Cold gas micro propulsion
Promotion date: 30. October 2009
Promotor: Prof. Dr. Miko Elwenspoek
Assistant Promotor: Dr. Ir. Henri Jansen
A propulsion system has been developed, which is supposed to control the distance between two small satellites. The trend of miniaturization of satellites requires small sized propulsion systems, with system components in the micrometer range. The system is a miniaturized version, of a cold gas blow-down rocket engine consisting of: an active valve, a particle filter, a nozzle and an electronic module. These components together ensure an accurate thrust for position corrections of the satellite.
What is such a small propulsion system supposed to do?
The little satellites are approximately 10x10x10 centimetres in size. A little gas tank contains 0,8 grams of nitrogen, enough for six thousand little corrections a year. Because of little differences in size and shape, the cooperating satellites drift apart a little. They should be in very exact positions, an inaccuracy of one metre is allowed over a distance of about one hundred kilometres.
A valve and a nozzle are researched in more detail.
We succeeded in fabricating a nozzle very nicely, by means of microsystem techniques. Three techniques have been examined. The best result is obtained with powder blasting of glass and a consecutive heat treatment, to obtain a smooth surface and the right shape. We managed a nice conical, converging-diverging nozzle shape.
The valve was more difficult to make, because we needed a novel design: requiring low force, while still promising to be leak-tight. The next half year we will be working on this further, using a new idea.

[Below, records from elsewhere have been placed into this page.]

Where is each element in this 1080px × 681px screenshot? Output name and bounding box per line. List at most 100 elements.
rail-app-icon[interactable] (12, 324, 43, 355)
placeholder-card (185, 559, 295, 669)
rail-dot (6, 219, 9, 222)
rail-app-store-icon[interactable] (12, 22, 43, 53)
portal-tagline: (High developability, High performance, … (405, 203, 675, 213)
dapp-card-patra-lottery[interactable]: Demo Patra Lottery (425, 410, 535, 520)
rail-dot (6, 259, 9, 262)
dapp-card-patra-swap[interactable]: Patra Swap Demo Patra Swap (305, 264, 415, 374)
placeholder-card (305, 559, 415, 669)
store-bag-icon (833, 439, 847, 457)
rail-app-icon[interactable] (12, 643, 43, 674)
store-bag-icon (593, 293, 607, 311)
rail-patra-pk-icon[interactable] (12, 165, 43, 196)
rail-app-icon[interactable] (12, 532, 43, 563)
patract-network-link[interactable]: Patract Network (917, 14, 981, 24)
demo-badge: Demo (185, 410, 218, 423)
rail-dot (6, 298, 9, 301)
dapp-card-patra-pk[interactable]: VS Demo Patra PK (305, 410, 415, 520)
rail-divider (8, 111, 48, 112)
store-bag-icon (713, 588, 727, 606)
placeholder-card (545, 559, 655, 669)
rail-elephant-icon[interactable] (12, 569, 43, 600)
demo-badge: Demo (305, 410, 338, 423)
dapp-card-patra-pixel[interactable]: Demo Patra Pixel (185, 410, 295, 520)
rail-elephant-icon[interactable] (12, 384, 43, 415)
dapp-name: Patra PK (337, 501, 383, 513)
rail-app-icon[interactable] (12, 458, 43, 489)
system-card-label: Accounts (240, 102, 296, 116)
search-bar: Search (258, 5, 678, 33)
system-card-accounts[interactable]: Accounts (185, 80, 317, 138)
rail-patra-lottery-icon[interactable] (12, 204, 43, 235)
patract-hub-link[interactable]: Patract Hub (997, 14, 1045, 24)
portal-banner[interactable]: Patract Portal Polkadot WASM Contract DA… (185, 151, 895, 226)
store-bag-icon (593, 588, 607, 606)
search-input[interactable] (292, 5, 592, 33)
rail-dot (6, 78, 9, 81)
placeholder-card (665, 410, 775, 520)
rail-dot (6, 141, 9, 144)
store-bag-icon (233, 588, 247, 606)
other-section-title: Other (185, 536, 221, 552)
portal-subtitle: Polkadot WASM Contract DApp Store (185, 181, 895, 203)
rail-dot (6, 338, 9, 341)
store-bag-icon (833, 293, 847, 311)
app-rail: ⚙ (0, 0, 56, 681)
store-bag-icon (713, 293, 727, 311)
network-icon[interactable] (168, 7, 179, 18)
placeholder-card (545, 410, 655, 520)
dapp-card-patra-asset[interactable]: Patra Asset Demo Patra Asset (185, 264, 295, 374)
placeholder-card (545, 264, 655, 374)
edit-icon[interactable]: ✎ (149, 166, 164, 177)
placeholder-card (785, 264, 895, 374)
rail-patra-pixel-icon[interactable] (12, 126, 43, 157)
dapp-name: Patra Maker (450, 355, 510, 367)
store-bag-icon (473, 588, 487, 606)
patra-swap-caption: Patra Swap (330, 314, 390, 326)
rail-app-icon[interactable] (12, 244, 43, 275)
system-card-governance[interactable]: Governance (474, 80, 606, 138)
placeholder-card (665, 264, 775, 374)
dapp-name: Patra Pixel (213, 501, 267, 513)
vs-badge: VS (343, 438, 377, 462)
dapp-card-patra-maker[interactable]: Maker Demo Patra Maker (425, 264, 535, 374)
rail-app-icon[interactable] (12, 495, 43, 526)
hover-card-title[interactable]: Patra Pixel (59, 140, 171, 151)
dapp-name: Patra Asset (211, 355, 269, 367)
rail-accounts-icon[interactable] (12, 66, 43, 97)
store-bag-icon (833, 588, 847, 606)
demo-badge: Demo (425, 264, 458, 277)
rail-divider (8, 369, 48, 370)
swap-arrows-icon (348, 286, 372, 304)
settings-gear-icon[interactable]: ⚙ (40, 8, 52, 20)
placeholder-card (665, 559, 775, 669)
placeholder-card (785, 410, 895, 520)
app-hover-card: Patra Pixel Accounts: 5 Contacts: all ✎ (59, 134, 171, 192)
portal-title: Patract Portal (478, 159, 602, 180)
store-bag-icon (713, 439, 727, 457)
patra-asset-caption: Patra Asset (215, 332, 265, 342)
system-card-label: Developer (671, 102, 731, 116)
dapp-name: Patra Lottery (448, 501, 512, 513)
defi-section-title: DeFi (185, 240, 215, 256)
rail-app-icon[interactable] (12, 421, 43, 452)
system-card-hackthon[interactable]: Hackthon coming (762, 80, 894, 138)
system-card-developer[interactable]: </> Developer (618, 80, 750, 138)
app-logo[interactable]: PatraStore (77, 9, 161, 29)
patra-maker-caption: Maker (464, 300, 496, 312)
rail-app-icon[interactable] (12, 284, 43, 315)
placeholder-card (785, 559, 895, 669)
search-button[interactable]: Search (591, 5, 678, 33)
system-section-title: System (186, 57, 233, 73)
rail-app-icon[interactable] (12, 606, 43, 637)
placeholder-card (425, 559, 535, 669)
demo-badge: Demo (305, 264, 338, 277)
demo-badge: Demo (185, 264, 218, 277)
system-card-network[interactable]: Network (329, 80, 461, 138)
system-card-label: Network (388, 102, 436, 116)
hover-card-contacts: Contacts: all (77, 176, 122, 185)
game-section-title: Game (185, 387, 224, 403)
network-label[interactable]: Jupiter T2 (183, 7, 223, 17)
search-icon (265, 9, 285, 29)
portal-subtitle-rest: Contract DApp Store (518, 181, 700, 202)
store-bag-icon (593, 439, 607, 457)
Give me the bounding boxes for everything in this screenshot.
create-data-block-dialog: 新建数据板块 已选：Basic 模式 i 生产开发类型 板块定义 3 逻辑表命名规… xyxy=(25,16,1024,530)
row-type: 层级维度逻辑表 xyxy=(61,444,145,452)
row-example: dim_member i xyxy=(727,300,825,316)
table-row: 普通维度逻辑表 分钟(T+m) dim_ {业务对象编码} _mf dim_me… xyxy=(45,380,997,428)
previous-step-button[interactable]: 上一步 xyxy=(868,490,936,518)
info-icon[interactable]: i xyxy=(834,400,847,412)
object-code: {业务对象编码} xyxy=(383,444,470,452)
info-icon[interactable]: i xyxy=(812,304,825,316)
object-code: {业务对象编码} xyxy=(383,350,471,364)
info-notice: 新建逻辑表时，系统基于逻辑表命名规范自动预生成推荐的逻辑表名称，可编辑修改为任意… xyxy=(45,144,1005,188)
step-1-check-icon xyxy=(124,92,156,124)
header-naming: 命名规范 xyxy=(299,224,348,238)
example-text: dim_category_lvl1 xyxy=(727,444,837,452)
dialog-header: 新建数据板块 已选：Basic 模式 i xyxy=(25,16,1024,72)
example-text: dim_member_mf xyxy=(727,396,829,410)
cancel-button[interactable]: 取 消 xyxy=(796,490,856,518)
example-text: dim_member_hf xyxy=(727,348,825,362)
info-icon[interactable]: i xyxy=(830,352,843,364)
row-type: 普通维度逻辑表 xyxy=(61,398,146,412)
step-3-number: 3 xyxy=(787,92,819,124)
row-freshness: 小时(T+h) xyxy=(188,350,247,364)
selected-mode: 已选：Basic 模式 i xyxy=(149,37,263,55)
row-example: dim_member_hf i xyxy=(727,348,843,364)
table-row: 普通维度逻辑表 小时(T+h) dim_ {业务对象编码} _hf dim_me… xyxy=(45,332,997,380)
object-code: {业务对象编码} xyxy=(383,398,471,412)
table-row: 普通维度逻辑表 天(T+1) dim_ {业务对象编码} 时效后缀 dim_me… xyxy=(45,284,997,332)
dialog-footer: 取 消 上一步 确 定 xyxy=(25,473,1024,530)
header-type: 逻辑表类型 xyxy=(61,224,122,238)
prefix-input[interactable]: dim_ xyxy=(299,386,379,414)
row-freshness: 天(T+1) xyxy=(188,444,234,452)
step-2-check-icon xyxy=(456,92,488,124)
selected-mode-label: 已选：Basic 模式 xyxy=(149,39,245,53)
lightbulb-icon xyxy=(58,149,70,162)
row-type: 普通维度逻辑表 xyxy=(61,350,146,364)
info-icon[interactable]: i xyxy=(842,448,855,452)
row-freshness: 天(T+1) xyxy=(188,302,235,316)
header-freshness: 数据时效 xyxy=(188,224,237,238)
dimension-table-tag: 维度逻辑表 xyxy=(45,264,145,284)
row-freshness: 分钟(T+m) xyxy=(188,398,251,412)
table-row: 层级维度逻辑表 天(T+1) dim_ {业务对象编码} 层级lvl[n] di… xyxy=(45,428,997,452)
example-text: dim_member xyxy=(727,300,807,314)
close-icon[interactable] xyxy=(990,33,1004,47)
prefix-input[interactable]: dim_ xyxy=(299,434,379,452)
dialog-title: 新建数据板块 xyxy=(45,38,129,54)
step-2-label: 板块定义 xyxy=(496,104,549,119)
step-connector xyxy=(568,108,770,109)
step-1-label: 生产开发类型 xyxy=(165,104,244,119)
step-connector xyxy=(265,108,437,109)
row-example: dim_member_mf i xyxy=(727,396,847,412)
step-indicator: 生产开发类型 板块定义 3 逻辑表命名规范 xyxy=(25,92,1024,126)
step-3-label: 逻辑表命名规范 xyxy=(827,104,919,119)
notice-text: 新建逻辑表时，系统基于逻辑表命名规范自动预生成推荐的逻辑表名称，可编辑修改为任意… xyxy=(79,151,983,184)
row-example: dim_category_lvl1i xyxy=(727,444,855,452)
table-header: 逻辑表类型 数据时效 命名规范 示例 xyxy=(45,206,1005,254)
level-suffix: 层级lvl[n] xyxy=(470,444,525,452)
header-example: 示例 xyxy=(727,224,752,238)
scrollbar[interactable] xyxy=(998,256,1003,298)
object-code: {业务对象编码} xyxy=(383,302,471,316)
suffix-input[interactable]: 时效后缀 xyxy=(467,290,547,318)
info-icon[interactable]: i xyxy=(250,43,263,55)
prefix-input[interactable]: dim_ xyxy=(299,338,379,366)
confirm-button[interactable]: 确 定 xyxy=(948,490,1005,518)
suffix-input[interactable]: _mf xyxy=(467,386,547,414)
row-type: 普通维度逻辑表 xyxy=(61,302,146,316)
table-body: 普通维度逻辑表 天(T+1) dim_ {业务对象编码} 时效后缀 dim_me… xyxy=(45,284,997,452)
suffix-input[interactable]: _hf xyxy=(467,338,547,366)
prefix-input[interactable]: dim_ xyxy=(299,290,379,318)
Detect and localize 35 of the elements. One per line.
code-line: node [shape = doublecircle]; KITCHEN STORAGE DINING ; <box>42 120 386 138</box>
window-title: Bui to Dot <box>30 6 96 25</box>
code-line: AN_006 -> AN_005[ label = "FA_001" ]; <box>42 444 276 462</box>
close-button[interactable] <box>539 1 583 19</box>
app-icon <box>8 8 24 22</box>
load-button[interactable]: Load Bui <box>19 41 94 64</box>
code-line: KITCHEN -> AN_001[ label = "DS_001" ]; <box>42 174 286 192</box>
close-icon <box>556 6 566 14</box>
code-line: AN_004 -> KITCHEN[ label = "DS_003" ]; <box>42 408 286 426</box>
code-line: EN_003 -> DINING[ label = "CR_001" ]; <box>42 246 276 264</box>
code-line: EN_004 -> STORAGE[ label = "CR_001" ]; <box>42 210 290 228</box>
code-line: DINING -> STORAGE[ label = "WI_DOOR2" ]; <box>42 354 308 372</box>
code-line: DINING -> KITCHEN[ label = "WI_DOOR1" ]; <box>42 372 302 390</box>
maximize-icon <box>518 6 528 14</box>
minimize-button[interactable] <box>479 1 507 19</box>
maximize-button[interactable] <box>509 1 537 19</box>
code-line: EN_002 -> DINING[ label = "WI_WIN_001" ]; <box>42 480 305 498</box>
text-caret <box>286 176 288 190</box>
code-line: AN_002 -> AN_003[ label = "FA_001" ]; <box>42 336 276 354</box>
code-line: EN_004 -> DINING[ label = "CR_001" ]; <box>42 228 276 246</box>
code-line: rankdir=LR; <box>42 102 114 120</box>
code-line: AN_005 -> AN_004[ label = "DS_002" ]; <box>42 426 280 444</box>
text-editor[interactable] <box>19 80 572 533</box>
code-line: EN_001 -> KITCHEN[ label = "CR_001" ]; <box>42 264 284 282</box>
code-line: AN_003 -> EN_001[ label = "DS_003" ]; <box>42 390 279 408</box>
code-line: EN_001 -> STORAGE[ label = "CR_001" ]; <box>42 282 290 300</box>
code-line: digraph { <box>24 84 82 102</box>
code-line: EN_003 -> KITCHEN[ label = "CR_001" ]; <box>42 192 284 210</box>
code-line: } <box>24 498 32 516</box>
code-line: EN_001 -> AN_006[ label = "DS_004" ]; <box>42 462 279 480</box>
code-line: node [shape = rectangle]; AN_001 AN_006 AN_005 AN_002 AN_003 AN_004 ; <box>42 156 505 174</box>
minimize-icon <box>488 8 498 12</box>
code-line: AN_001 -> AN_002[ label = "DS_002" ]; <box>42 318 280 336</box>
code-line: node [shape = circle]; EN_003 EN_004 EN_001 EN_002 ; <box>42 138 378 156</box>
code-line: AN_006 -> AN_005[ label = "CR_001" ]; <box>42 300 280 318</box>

What does this idea contain?
We intend to use a flexible membrane to pull over a valve seat pattern to make a leak-tight seal. It can deform and adjust to the surface topography. However, the fabrication technique used involves high temperatures, resulting in buckling of the membrane, which prevents a leak-tight fitting at this stage.
What Mesa+ expertise was used in this thesis project?
Within the Transducer Science & Technology group, a lot of expertise is available on microsystem fabrication techniques, in all kinds of combinations. While Mesa+ focused more and more on nano aspects in recent years, we more emphasize the micro-range aspects, using the cleanroom techniques of Mesa+ very intensively.
What are your future plans?
First of all, I will continue the project as a post-doc for at least half a year. After this period I would like to travel for a while. Furthermore, I do have a lot of personal interests. For example, I am training to become a certified yoga teacher.
As a researcher, I would like to be part of a team, more so than in the thesis project. A lot of energy is wasted in motivating yourself, every time again. Being a creative researcher, working in a well structured team, is one of my challenges for the future.